Dividing elliptic curve point on integer Can we solve the equation $nP = Q$, where $P$, $Q$ is a rational poins on elliptic curve ($P$ is unknown), and $n$ is integer?
 A: If $E$ is an elliptic curve the set $E(\Bbb C)$ of its complex points can be identified via Weierstrass theory with the quotient $\Bbb C/\Lambda$ where $\Lambda$ is some lattice, i.e. $\Lambda=\Bbb Zz_1\oplus\Bbb Zz_1$ for some complex numbers $z_1$, $z_2$ which are linearly independent over $\Bbb R$.
Thus, if $Q\in E$ is a point the equation $nP=Q$ has always $n^2$ solutions over the complex numbers, which under the above mentioned identifications can be written as
$$
P=\frac1nQ+\frac{n^{-1}\Lambda}\Lambda.
$$
If $Q$ is a rational point (meaning that it has rational coordinates in some Weierstrass model of $E$) you cannot expect that any of the points $P$ is rational too, though.
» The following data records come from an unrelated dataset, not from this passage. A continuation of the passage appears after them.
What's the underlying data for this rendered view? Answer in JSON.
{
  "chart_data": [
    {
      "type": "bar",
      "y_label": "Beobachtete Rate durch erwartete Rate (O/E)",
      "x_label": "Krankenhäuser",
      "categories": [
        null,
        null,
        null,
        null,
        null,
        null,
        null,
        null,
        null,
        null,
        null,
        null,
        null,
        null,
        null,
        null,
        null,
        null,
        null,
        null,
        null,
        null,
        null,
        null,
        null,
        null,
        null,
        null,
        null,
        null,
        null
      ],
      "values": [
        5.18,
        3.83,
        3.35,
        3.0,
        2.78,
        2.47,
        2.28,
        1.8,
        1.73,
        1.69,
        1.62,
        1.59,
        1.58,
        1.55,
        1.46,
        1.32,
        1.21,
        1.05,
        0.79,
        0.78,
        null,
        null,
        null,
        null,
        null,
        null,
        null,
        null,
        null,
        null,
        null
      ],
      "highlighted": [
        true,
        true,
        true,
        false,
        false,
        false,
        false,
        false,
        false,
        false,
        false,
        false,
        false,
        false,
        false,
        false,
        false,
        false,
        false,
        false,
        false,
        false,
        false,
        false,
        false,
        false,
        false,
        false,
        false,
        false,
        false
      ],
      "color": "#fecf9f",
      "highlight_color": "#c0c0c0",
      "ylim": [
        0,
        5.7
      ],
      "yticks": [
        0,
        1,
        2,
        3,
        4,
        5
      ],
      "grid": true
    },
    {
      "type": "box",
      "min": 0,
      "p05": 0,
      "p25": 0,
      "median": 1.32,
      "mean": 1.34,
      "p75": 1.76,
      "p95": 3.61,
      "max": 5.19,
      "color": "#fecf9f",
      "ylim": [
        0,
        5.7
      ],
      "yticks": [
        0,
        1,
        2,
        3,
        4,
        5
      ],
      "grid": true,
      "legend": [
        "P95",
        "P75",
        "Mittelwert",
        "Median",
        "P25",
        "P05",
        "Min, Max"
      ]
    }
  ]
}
In general, the coordinates of $P$ will be in some number field of degree $n$ over $\Bbb Q$.
This is also clear from the Mordell-Weil theorem. It says that the group $E(\Bbb Q)$ of rational points of $E$ is finitely generated, i.e. abstractly isomorphic to a group of the form $T\oplus\Bbb Z^r$ where $T$ is a finite abelian group. Now, no finitely generated abelian group is divisible. Concretely, if $Q$ happens to be, for instance, one of the generators of the free part, no point $P\in E(\Bbb Q)$ has the property that $nP=Q$ for any $n>1$.